I am working on writing a supplement. I requires some assistance. Namely, the price of metals in ingot form. The DMG has prices for finished products, not the material itself. So what does a DM do if he wishes to have some ingots of mithral tucked in a corner of a dwarven mine so.

So, any help as to the price of
-a pound of iron
-a pound of steel
-a pound of mithral
-a pound of adamantine
-a pound of pigeon poo


----------



## The Sigil (Sep 7, 2002)

Based SOLELY on the assumption that it is only the value of the material/metal that gives the various coins value (silver for silver, copper for copper, gold for gold etc.) and that the PHB tells us that one coin = 1/50 of one pound, the answer is quite simple.

A 50-gp ingot made of gold weighs one pound.

A 5-gp ingot made of gold weighs one-tenth of a pound.

And so on.

For US folks, someone mentioned that based on the density of gold, silver, and copper, a gold piece is about the size of a US dime, a silver piece is slightly larger than a quarter, and a copper piece is slightly larger than a silver piece.

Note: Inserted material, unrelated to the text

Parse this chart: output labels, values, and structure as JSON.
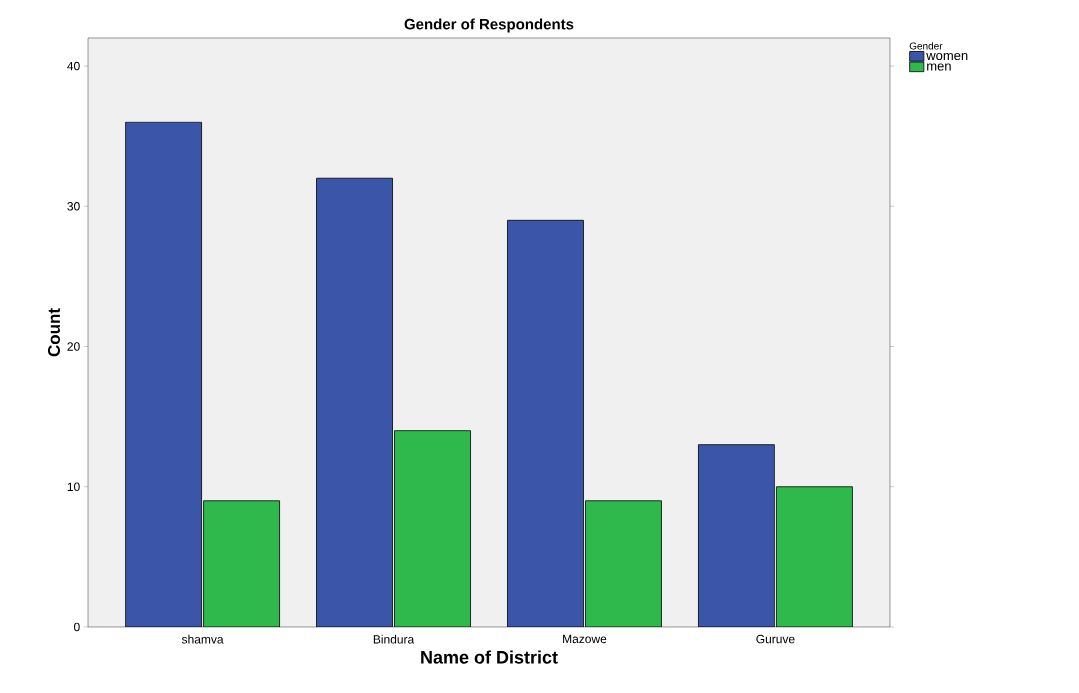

If you want to tell me coins derive value thanks to rarity or government fiat, that's a different kettle of fish.   I know they do IRL, I am merely trying to make an assumption for fantasy worlds.

Now, to your REAL questions (just getting my assumptions out of the way):

1.) Given that iron is the main "ingredient" in steel, suppose it takes a Craft check to manufacture steel from iron.  Since the market price for steel is 2/3 gp per pound (see #2 below) and the Craft skill indicates that creating such takes 1/3 the market price in materials (I assume the carbon needed is basically free since I assume charcoal's cost is negligible).  Thus, iron is worth about 2/9 gp per pound (round to 2 sp/pound).
2.) A pound of steel - well, a dagger costs 2 gp, and it weighs one pound.  Since the description of the Craft skill indicates that it takes 1/3 the market price in materials, we can conclude that steel is worth 2/3 gp per pound (which you can round off to about 6-7 sp/pound).
3.) A pound of mithral is worth the same as a pound of platinum (500 gp) per the DMG.
4.) A pound of adamantine (alloy) is worth 1700 gp (by my own guesses - see original thread here: http://enworld.cyberstreet.com/showthread.php?s=&threadid=12885 ) but a pound of adamantium (pure metal) is worth 5000 gp.
5.) A pound of pigeon poo - I guess depends on whether or not you're selling it as a "material component" to a spellcaster. 

--The Sigil


----------



## LankyFK (Jan 5, 2018)

Trade Goods Cost 	Goods
1 cp 	1 lb. of wheat
2 cp 	1 lb. of flour or one chicken
5 cp 	1 lb. of salt
1 sp 	1 lb. of iron or 1 sq. yd. of canvas
5 sp 	1 lb. of copper or 1 sq. yd. of cotton cloth
1 gp 	1 lb. of ginger or one goat
2 gp 	1 lb. of cinnamon or pepper, or one sheep
3 gp 	1 lb. of cloves or one pig
5 gp 	1 lb. of silver or 1 sq. yd. of linen
10 gp 	1 sq. yd. of silk or one cow
15 gp 	1 lb. of saffron or one ox
50 gp 	1 lb. of gold
500 gp 	1 lb. of platinum


----------